13. The vascular access device of claim 12 wherein the angle is in the range of 11 degrees to 35 degrees.

14. The vascular access device of claim 12 further comprising a wire extending through each of the first and second bores into a blood vessel.

15. The vascular access device of claim 14 wherein the wires remain in place inserted into the blood vessel after the bridge with dilator and needle or needle guide is removed.

16. The vascular access device of claim 14 wherein the wires extend into the blood vessel at two different sites.

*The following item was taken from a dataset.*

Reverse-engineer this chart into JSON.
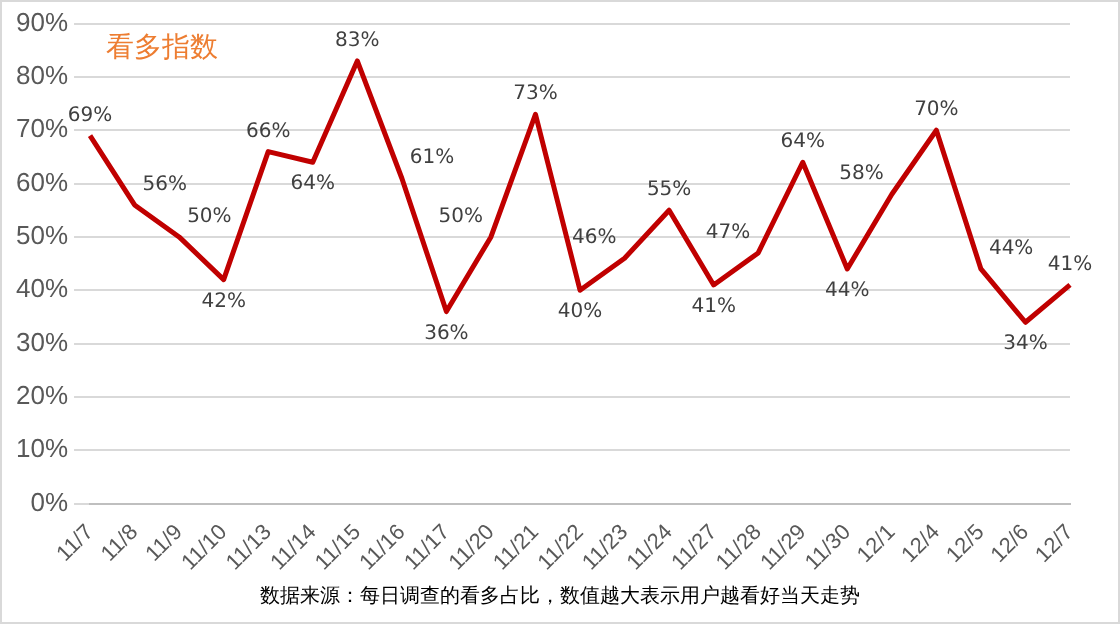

17. The vascular access device of claim 14 wherein the dilator is selected from a group consisting of a dilator that is fixed in place in the bridge, removable from said bridge, rotatable within the bridge, and repositionable within the bridge.

18. A method, comprising:

inserting a first wire into a blood vessel;

advancing a distal end of a dilator over the first wire into the blood vessel, said dilator being mounted in a vascular access device having a needle guide formed at an angle respect to the dilator; and

with the distal end of the dilator in said blood vessel, advancing a needle into said needle guide until the needle penetrates the same blood vessel at a different site than the distal end of the dilator.

19. The method of claim 18 further comprising advancing a distal end of a second wire through said needle and into said blood vessel at said different site.

20. The method of claim 19 further comprising removing said dilator vascular access device, dilator and needle leaving said first and second wires in place in said blood vessel.